Non travailler à la maison n’est pas de tout repos

 

Souvent quand je confie à quelqu’un que je travaille exclusivement à la maison, ne m’aventurant à l’extérieur que pour me ravitailler en Coca Zéro ou permettre à mes poumons de respirer l’ivresse des sommets, je sens monter en lui le sentiment teinté de jalousie envieuse que je suis le plus chanceux des hommes.

Qu’il échangerait bien toute sa maigre fortune pour se retrouver à ma place.

Pourtant je suis à peu près certain que s’il venait à adopter le même genre de vie que je mène depuis des années, une vie solitaire, recluse, en perpétuelle confrontation avec soi-même, occupé à batailler contre cette inclinaison toute naturelle à la paresse et l’oisiveté, au bout d’une semaine, on le retrouverait au service des grands brûlés de l’existence, réclamant sa ration de psychotropes et suppliant d’être ramené à la vie normale.

C’est que la vie en solitaire, même si elle se déroule dans le décor familier de sa propre habitation, parmi le fouillis domestique de chaussettes à l’abandon et de vaisselle cavalant dans l’évier, ne convient pas à tout le monde.

Disons-le tout net : il faut une certaine dose de courage, d’abnégation et de volonté pour rester toute la journée durant en tête à tête avec soi-même avec comme seul compagnon d’infortune un chat roupillant du matin jusqu’au soir et comme unique distraction celle de jouer au mikado avec sa kyrielle de crayons à tailler.

Ce combat qu’il faut mener jour après jour pour trouver en soi l’énergie suffisante afin d’effectuer le périlleux voyage entre son lit et son bureau, sans s’offrir un détour par le salon où pourtant un canapé des plus moelleux attend d’assister en grandes pompes à votre avachissement royal qui sonnerait le glas de vos velléités à mener à bien vos travaux pourtant essentiels à votre survie financière.

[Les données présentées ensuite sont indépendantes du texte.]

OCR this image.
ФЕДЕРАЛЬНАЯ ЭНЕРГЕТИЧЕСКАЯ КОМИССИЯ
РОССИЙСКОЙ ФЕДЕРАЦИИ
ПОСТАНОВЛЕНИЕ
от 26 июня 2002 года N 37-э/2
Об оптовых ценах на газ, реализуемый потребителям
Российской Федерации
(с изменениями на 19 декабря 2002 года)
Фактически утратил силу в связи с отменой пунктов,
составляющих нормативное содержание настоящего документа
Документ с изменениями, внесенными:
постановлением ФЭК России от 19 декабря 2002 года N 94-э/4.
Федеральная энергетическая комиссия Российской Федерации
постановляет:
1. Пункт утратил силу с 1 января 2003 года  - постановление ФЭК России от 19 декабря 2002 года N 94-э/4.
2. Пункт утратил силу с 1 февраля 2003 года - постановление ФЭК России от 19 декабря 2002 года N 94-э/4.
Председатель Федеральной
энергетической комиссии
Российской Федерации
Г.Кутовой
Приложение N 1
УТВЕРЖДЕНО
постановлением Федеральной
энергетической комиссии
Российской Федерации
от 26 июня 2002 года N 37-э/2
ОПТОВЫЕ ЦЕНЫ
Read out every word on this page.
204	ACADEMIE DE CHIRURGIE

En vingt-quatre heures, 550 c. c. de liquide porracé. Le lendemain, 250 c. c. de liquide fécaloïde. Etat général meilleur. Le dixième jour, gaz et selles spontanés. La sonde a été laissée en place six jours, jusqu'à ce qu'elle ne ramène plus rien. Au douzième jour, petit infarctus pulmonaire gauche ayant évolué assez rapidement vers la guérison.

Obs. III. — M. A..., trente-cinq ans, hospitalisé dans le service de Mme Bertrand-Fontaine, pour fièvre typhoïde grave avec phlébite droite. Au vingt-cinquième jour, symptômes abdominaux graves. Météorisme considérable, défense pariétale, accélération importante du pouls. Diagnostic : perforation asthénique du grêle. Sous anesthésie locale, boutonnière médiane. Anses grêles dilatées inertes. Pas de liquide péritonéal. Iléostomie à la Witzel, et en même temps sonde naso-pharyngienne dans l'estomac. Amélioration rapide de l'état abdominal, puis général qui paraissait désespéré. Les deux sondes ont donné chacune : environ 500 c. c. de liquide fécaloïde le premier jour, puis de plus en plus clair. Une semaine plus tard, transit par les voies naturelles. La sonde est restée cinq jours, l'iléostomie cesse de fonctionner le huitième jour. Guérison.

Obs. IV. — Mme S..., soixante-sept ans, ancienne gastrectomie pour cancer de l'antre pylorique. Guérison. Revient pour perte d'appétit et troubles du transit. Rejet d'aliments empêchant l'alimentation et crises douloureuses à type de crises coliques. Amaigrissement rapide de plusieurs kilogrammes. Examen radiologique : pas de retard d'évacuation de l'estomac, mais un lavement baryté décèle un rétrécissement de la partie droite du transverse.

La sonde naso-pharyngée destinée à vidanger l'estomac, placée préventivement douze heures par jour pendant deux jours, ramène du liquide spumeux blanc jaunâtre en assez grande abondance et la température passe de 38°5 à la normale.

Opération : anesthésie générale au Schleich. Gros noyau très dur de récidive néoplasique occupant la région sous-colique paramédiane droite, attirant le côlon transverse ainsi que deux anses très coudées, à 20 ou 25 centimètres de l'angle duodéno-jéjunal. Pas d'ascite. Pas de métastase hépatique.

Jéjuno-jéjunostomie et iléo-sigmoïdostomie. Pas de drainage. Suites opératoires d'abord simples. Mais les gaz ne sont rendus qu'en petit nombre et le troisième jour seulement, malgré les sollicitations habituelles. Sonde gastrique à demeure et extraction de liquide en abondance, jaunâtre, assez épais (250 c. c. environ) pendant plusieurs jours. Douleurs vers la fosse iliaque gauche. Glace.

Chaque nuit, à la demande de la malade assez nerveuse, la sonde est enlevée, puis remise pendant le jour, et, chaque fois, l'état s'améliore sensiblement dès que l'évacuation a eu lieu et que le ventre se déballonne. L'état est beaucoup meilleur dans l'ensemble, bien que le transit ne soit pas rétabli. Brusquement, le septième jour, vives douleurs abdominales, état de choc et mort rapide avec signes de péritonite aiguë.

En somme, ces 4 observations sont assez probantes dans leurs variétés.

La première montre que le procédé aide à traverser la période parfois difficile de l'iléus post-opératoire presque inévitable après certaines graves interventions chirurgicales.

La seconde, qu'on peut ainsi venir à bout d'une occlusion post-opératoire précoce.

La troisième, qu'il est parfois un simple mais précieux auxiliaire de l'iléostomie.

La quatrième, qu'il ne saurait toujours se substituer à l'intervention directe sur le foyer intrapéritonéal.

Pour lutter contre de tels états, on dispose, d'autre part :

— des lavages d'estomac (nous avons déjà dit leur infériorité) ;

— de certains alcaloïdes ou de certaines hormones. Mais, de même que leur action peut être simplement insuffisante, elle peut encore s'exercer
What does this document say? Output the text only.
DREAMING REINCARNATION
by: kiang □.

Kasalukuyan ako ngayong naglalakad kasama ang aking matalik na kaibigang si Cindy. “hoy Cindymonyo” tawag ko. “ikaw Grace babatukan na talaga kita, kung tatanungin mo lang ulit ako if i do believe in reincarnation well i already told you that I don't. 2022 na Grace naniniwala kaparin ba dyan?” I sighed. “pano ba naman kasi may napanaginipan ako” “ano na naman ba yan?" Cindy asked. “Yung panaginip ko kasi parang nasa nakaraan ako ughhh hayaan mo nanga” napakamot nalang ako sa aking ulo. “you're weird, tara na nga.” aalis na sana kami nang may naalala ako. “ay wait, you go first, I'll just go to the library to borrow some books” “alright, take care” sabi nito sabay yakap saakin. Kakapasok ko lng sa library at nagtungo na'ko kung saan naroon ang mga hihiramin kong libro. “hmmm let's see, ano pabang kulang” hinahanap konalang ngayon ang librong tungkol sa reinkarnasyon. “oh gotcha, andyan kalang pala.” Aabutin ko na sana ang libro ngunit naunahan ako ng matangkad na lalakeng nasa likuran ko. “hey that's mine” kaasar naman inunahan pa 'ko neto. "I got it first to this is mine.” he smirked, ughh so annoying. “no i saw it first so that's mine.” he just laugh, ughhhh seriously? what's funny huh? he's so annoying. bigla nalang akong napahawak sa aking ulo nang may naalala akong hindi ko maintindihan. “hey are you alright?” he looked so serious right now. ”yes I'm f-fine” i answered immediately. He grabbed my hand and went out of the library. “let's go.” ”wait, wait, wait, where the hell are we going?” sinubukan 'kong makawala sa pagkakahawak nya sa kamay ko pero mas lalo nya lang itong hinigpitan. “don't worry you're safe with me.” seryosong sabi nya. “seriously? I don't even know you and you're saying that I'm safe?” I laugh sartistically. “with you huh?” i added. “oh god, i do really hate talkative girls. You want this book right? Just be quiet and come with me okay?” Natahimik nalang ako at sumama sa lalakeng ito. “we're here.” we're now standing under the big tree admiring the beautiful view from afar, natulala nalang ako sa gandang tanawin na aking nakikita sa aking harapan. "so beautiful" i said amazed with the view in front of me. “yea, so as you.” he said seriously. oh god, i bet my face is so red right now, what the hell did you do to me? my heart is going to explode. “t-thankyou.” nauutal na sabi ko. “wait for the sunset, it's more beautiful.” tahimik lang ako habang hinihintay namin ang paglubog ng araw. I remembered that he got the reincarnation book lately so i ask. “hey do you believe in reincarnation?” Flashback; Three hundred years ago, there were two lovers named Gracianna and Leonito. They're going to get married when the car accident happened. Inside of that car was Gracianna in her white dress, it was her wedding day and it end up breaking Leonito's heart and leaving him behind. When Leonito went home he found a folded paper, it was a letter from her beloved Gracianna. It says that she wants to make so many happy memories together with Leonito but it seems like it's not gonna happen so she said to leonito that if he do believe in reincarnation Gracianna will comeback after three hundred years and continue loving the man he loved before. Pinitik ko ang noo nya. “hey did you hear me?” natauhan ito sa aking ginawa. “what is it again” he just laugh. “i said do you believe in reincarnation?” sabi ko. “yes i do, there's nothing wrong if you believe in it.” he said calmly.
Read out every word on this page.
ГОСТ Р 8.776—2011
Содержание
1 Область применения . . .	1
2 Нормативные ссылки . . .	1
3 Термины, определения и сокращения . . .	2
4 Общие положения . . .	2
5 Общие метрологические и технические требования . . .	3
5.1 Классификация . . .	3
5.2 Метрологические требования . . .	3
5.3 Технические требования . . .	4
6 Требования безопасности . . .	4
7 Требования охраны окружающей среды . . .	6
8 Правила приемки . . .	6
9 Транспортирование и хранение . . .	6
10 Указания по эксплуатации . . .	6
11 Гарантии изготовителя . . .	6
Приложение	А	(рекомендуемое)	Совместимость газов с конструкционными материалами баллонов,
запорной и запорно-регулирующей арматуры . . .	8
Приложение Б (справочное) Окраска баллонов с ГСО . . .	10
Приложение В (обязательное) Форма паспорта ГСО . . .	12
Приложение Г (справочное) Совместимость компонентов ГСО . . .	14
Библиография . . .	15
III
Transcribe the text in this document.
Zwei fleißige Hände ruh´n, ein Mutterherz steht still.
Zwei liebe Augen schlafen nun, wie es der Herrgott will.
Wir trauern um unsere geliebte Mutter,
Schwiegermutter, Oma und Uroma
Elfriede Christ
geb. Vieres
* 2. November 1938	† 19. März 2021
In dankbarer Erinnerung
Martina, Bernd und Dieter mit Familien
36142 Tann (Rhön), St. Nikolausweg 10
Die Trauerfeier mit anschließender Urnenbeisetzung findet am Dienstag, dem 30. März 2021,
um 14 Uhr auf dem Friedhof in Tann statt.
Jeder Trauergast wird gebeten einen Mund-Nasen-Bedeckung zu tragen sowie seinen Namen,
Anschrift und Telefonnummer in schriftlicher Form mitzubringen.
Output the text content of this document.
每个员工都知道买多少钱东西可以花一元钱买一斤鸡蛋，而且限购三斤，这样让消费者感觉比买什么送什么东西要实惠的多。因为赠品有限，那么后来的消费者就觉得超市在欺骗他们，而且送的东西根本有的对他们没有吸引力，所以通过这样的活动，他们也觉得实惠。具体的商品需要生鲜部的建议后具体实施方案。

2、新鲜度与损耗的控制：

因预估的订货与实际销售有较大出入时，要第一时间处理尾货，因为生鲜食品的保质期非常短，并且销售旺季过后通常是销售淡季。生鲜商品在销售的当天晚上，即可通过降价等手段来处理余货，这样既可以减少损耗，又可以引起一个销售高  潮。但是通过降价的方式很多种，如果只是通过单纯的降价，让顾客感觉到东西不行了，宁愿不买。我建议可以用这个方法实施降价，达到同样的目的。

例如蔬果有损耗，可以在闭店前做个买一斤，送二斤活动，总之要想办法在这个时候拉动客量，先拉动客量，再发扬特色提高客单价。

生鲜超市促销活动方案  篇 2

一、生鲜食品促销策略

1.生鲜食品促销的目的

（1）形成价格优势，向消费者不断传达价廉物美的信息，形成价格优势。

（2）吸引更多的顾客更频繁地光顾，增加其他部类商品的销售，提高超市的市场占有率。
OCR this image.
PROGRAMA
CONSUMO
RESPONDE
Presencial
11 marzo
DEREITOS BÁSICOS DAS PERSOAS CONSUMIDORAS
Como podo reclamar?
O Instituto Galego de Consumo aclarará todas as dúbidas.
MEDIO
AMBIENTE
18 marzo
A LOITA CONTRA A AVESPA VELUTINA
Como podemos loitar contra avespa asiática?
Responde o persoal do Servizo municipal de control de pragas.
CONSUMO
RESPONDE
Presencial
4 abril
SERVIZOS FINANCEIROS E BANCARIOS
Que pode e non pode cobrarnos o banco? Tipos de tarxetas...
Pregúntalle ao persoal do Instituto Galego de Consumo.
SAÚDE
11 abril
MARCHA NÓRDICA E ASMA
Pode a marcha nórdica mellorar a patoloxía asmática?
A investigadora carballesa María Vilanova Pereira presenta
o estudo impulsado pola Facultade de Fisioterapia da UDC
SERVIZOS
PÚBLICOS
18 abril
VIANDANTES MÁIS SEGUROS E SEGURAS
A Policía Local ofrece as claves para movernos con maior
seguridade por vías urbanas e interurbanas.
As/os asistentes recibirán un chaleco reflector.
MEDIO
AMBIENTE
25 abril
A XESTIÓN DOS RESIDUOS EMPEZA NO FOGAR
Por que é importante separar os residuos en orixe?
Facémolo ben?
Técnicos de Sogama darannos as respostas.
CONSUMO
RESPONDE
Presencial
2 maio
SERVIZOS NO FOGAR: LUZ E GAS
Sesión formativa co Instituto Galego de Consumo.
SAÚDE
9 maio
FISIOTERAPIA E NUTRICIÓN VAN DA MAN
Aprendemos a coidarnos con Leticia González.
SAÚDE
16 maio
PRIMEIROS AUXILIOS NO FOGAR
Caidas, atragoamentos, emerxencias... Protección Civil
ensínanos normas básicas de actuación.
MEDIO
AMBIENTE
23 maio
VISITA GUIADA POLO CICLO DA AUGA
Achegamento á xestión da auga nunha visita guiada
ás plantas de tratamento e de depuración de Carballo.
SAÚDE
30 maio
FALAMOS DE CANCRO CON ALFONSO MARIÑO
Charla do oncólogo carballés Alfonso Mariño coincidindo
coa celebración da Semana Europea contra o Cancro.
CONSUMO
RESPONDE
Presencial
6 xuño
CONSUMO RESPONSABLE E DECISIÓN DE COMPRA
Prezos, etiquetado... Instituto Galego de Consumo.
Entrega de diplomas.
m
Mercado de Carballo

Cette implacable rigueur qu’il faut s’appliquer afin de ne pas succomber à l’impérieuse envie d’aller gambader au dehors, de s’égarer dans les travées d’un café, de retarder par tous les moyens le moment de se retrouver assis le séant vissé sur sa chaise à essayer de poursuivre la tâche qu’on s’est assigné d’accomplir avant la fin de la journée.

Cette absolue nécessité de se mettre au travail sans le recours d’une tierce personne, chef de service sévère, tâcheron de sous-fifre ou collègue plus ou moins amical qui viendrait interrompre le fil de vos rêveries en vous signalant qu’il leur faut avant midi tapant le résultat de votre expertise concernant le dossier de l’expropriation de Monsieur Dupneu ou votre article sur les mérites comparés des tapis ronds à travers le monde.

Ces mille et une tentations qu’il faut éviter : la contemplation énamourée du plafond, l’arrêt prolongé devant sa fenêtre à regarder les joutes chevaleresques de deux pigeons amoureux, l’envie subite de repeindre sa bibliothèque, l’appel du cabinet à boisson, la tentation du rien, l’invitation du lit à prolonger sa sieste, l’offrande de la baignoire à savourer ses eaux moussantes, la possibilité de visionner en solitaire le dernier épisode de sa série du moment, la pensée toujours présente de se dire que rien ne presse, absolument rien.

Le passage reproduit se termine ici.